Les Anis de Flavigny, aniseed bonbons, are produced in Flavigny, a medieval village high on a hill in northern Cote d’Or. Just one hour and 30 minutes out of Paris, this historic village is close to the ancient town of Alesia where Julius Cesar fought a hard campaign against the Gauls. Cesar is said to have bought aniseed with him for the wellbeing of his troops. Then with the founding of a Benedictine abbey in 718, it is likely to have been the monks who first developed the recipe.

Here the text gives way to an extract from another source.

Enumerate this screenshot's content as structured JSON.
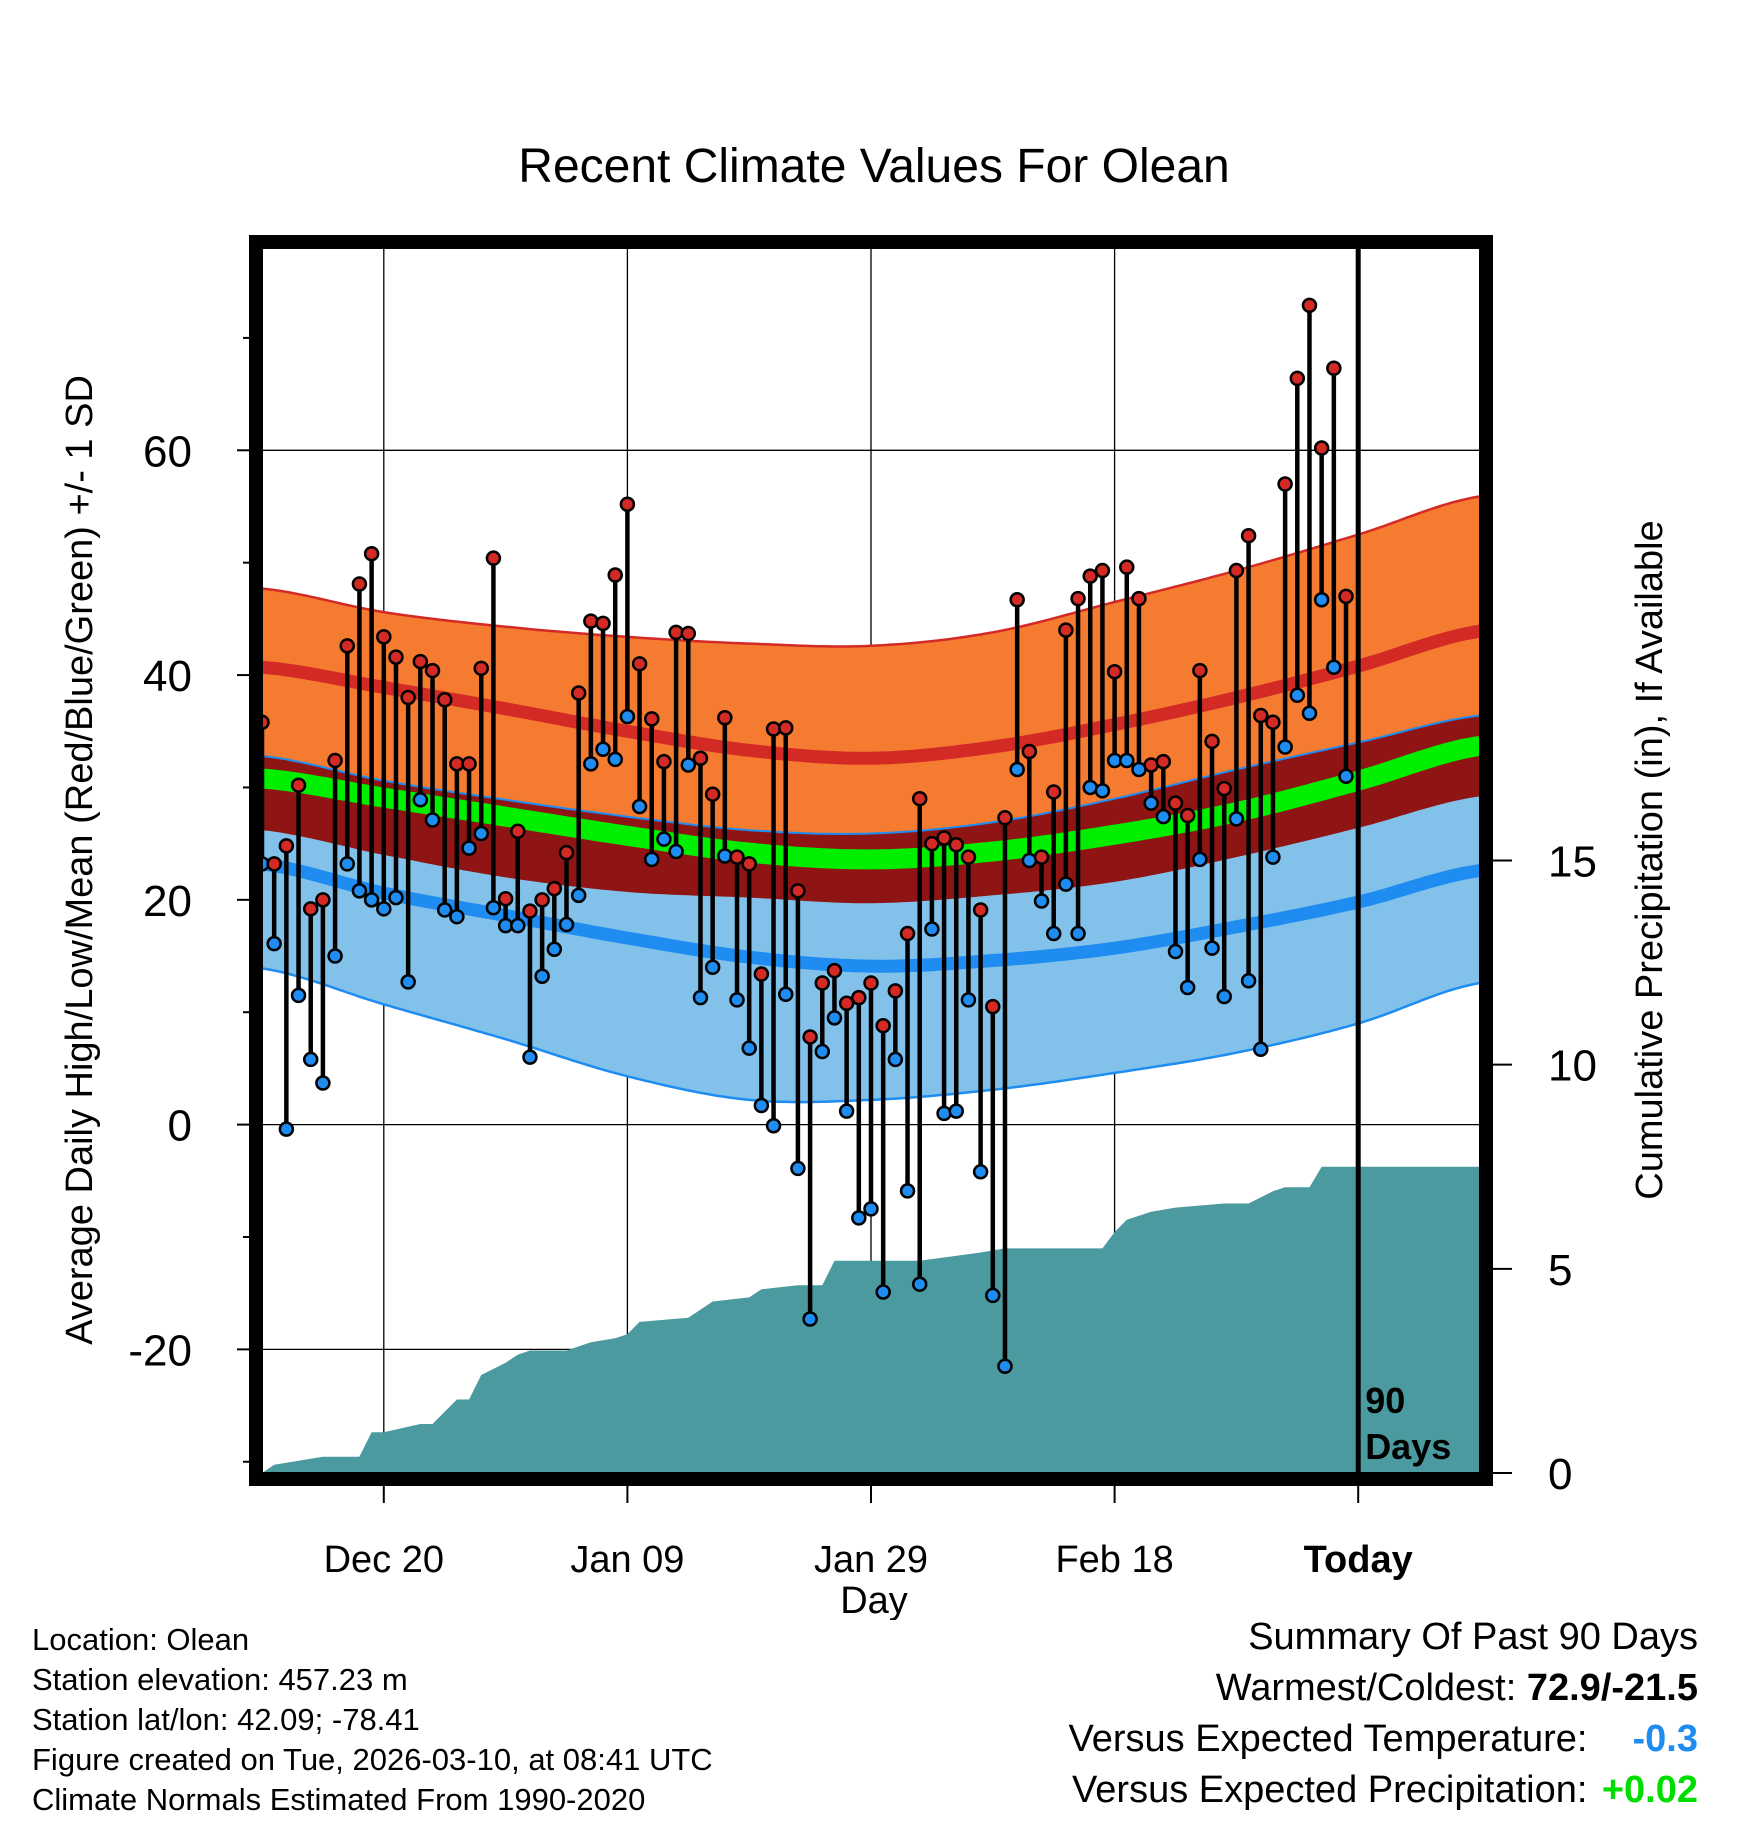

Generations of anis lovers including Louis X1V and Madame de Pompadour have enjoyed the small, hard sweet. The Anis seed is believed to traditionally symbolize happiness and fertility. The distinctive oval tins feature romantic, pastoral scenes of sheperds and shepherdesses taken from original engravings and illustrations, in the Abbey’s archives.
For 500 years the small sweets have been made to the same recipe in the same place, the Abbey. A free tasting and tour of the factory takes place Monday - Friday 9am - 11am. The small anise seed is rolled in fine layers of syrup and takes 15 days to make. Today’s third generation of family sweetmakers produce 10 flavours including violet, rose, ginger, tangerine, mint, all made without any artificial flavouring, colours or sweeteners and exported all over the world.